Ruth’s seat is for a side chair. But there’s value in them thar seats. MMA 50.228.3
Sarah Brown had a sister, Ruth Smith. Ruth was good with a needle, and there is an extant chair seat made by Ruth. I’d always thought, in a fuzzy, not-thinking-too-hard kind of way, that Ruth had made the chair seat for her sister and brother-in-law because they were family, and how else would a lady spend her time but with her needle?
My thinking sharpened radically late last week when a colleague said, “Didn’t Ruth make shirts for John and James [Brown]?”
Yes, she did. In Ruth Smith’s 1785 daybook there are two entries, though the pages are lined for more.
The first records 5 shirts made for John Brown February; against this, in March, Ruth received a pair of shoes, and a pound of Hyson tea.
In April, she made 4 shirts for John Brown’s son, James; in May, she received 9 yards of lutestring from James.
The values didn’t seem to quite line up, so I’ll have to pull the day book again, but what seemed most important was Ruth’s trading shirts for shoes, silk, and tea. In “Dress of the People,” John Styles writes about servants drawing goods from merchants on their masters’ credit; did this transactional relationship allow Ruth wider access to the world of goods than her means might otherwise allow?
Shirt, ca. 1780. MMA 2009.300.62
And if Ruth makes shirts for John and James, are there other, less-well-off relations doing other work for the Browns? There are records of servants or slaves of African descent working in the house on Power Street, but we can only find evidence of three, one dedicated to the horses. That’s not nearly enough people to run a house with a dozen fireplaces and a kitchen, and six or seven occupants. It seems unfathomable that the Browns tended their fireplaces, hauled their water and cooked all their food themselves.

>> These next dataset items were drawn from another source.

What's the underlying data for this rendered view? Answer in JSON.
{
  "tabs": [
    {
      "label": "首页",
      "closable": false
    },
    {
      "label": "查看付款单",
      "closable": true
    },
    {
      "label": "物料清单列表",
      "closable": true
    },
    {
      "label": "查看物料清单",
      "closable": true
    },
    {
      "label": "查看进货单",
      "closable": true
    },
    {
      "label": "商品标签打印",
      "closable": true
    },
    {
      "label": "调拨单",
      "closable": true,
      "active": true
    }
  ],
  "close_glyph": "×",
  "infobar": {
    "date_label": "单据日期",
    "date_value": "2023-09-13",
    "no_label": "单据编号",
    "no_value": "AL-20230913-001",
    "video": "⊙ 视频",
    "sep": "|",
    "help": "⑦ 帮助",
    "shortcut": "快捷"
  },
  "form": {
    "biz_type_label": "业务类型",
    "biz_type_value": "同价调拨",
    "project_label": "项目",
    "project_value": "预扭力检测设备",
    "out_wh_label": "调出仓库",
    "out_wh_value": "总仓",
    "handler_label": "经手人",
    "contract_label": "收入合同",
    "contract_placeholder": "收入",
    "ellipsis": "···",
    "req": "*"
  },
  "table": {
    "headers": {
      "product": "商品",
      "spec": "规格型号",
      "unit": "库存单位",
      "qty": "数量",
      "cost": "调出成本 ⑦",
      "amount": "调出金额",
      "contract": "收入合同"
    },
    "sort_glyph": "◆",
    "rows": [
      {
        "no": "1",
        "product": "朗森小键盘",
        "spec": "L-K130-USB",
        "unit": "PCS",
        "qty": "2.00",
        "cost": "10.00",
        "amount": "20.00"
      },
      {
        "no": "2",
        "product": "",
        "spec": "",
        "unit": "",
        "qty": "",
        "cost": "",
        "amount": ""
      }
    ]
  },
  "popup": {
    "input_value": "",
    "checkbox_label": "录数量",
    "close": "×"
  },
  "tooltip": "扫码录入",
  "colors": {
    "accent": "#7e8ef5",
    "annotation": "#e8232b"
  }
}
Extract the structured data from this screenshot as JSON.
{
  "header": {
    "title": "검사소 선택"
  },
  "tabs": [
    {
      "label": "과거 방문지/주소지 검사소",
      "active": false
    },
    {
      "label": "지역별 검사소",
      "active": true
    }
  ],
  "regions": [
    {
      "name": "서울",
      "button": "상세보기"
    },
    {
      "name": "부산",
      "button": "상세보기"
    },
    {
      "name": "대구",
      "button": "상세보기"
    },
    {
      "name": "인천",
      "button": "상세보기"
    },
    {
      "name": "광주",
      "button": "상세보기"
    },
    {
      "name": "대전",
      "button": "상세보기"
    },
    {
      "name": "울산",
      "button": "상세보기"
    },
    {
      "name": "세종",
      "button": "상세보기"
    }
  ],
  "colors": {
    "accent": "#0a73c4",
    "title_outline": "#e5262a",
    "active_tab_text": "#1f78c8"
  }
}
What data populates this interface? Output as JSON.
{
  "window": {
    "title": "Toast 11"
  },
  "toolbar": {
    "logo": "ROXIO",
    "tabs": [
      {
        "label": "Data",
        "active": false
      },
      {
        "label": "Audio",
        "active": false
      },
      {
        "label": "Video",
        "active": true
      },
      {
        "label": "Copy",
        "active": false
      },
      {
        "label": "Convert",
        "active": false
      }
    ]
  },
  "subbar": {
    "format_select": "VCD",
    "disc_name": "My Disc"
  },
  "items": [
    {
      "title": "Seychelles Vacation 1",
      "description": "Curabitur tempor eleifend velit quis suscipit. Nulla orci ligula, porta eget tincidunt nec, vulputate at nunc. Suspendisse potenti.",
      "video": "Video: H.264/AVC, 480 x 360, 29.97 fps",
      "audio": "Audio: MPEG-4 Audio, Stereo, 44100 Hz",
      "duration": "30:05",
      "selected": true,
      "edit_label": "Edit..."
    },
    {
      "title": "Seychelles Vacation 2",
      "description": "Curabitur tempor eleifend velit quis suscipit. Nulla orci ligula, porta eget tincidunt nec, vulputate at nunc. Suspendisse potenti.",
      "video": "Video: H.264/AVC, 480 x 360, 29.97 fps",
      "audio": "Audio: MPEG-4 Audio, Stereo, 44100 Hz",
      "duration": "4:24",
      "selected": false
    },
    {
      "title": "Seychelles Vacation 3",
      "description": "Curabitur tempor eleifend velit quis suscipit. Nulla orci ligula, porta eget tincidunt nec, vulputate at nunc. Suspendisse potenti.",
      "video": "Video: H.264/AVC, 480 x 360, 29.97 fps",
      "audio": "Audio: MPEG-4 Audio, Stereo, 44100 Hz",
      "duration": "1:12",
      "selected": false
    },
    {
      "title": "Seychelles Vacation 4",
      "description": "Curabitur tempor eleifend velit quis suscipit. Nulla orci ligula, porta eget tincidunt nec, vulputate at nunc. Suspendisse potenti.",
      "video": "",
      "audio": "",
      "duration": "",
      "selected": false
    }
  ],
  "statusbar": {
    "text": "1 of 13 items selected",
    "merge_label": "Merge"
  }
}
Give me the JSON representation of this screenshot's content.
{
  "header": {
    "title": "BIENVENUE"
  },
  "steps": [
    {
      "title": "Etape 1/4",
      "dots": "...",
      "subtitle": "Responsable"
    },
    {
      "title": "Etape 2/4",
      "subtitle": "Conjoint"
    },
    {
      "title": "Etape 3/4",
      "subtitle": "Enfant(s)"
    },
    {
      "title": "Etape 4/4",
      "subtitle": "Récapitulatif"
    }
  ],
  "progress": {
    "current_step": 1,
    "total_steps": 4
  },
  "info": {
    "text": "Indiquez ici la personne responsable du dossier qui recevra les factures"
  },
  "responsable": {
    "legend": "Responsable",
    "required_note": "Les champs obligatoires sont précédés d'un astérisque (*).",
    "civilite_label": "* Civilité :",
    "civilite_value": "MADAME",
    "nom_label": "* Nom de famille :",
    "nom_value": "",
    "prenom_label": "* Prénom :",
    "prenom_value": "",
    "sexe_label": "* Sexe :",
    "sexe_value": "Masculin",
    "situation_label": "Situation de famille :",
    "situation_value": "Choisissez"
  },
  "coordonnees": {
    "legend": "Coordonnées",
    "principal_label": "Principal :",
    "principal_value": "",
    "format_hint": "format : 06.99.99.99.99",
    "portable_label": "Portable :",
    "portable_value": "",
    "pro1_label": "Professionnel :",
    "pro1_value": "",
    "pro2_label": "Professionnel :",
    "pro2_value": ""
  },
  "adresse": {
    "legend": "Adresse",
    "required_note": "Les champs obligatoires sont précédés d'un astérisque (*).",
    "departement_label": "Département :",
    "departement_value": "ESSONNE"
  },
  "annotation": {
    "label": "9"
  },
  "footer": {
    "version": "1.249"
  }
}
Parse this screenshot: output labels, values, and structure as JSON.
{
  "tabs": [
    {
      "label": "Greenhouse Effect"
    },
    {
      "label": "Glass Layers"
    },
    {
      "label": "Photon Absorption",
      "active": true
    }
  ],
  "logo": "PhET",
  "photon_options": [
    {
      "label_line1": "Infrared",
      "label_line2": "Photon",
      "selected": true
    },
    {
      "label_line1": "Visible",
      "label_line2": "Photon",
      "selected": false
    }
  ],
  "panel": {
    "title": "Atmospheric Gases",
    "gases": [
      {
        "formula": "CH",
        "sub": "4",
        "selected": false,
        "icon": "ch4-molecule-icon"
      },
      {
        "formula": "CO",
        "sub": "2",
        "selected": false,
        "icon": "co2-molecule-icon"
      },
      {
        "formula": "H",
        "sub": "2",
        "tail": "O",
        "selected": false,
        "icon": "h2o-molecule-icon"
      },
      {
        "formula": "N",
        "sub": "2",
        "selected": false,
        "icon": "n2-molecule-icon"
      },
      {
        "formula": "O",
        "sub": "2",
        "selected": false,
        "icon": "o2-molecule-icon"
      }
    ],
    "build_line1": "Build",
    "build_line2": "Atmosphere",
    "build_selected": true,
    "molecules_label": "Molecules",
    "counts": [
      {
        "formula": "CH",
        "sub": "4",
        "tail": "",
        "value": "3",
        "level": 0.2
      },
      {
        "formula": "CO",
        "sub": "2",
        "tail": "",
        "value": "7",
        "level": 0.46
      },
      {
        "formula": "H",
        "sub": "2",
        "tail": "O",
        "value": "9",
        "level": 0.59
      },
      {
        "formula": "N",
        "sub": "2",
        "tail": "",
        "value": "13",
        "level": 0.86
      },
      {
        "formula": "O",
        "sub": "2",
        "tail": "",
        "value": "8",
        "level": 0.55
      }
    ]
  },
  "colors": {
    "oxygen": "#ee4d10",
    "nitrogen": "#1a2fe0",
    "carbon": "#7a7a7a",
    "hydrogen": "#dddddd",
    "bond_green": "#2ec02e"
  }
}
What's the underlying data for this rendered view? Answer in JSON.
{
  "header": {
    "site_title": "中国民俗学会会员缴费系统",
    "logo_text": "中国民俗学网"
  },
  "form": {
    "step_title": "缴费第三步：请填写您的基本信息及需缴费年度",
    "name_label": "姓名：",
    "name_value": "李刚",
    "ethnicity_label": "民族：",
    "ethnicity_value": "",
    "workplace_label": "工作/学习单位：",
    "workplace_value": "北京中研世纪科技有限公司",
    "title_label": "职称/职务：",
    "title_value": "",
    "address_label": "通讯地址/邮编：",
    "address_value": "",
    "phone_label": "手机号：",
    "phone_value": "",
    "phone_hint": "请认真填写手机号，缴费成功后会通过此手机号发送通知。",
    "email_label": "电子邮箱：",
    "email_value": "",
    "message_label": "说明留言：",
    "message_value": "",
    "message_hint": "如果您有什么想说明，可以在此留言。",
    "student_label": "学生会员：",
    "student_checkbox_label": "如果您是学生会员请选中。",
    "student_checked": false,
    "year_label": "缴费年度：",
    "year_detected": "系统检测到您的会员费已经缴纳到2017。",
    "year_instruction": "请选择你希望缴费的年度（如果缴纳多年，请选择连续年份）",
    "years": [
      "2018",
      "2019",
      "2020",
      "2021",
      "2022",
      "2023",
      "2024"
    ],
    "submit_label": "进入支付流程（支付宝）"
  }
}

John Brown writes to a daughter of “your Marr baking pies,” but it seems radically unlikely that Mrs John Brown, wife of the wealthiest man in Providence, would handle the heavy round of chores required to keep a household and its visitors fed, clothed, cleaned, and entertained.
Direct it, yes. Do it all herself, no.
Could we be missing the maids? Could we be overlooking evidence of work being done by extended family members “visiting” or “come to stay?” Could the poor and widowed and never married women of the Brown and Smith families be the people we should be looking for along with the servants or slaves of African descent? (By 1790 and later, it is not clear if the Browns’ slaves are working in the Power Street house, or if they are at the farm at Spring Green or Bristol, Rhode Island. Many records remain in private hands and others remain badly processed and arranged. I have referred herein to collections publicly held and well-processed.)
What this means, as always, is more research and more looking. It also means that the relationships between Mrs Brown and her ‘maids’ might be more complicated and more interesting. She knows these women, and their families, and how they fit into her world and her family. Could one be a distant cousin, a daughter of a mother no longer living, whose father is abroad, perhaps on a boat owned by John Brown or his companies? Might a young, unmarried woman in her twenties exchange work for room and board and credit with Brown & Francis? Perhaps.
Mourning Embroidery by Ann Barton, 1800. RIHS 1840.1.14
That takes care of one or two of us–I’m looking for a widowed niece, with a son gone to sea on a Brown ship to India. Mr S will have to tell me which battle he wants to widow me in, as he has rejected “lost at sea” and “frozen to death on the Oswego expedition” as possibilities. Actually, at my advanced age, I might have been widowed twice already. You’d think I would have done better with it.